What is personally identifiable information?
The first step to protecting personally identifiable information is knowing what types of information need to be protected. Personally identifiable information can include:
- Names (if not common)
- Email addresses and telephone numbers (if private)
- Usernames and passwords
- Identification numbers
- Credit card numbers
- Birthdates and places
You need to make sure you are taking the appropriate steps to secure this data.
Who should collect and store the data?
Use a trusted, PCI compliant vendor for your registration forms. PCI compliant vendors have to adhere to strict security protocols for collecting and storing personal information. Choosing a PCI compliant vendor will go a long way towards ensuring the safety of your registrants’ information.
How do you plan to use the data?
You should be prepared to explain why you need the data you are collecting. Only collect as much personal information as you will need for your event. Asking for too much information can make registrants uncomfortable and unwilling to participate. Put everyone at ease—only ask for what you need.
Who will have access to the data?
Is the information you collect just for your needs or do you plan to also give attendee information to your sponsors and exhibitors? If you plan to give exhibitors/sponsors access to any of your data, it is best to ask permission first. Give attendees the option to decline participation in contact lists. If they do participate, let them choose how much of their information is shared.

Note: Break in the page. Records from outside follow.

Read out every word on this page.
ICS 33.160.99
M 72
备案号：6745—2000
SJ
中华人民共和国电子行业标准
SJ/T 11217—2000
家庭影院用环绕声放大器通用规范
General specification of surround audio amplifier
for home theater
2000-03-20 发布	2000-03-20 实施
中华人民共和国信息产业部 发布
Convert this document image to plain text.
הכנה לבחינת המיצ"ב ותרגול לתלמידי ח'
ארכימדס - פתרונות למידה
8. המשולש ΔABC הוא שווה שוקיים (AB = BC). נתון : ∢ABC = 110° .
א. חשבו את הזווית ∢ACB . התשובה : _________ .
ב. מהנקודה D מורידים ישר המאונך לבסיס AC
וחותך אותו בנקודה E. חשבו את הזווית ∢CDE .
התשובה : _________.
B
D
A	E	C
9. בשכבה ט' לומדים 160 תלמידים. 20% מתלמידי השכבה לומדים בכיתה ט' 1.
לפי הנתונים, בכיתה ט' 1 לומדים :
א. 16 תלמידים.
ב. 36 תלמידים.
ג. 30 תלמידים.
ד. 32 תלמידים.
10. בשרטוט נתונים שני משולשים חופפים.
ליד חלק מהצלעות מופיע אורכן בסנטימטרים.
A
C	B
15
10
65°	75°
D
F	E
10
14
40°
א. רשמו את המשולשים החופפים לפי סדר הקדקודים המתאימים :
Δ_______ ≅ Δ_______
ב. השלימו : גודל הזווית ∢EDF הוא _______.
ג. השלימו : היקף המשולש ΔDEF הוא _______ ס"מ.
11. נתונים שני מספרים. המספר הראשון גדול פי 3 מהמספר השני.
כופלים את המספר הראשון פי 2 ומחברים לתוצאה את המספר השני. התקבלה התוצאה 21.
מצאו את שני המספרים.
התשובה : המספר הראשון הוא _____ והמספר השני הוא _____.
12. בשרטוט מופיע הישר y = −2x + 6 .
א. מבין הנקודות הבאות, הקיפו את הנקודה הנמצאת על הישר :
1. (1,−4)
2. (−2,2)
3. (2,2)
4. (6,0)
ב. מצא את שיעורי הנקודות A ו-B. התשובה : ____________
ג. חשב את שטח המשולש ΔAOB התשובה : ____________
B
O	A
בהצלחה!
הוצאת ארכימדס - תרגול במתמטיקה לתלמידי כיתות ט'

How will you approach privacy onsite?
Social media sharing is popular at events. You can encourage your attendees to participate in social media while still respecting everyone’s rights to privacy. Have different colored lanyards or badges available for attendees who do not wish to be photographed. Post signs outside of sessions that contain any information that should not be shared online. It is possible to create an atmosphere that encourages engagement without violating anyone’s trust.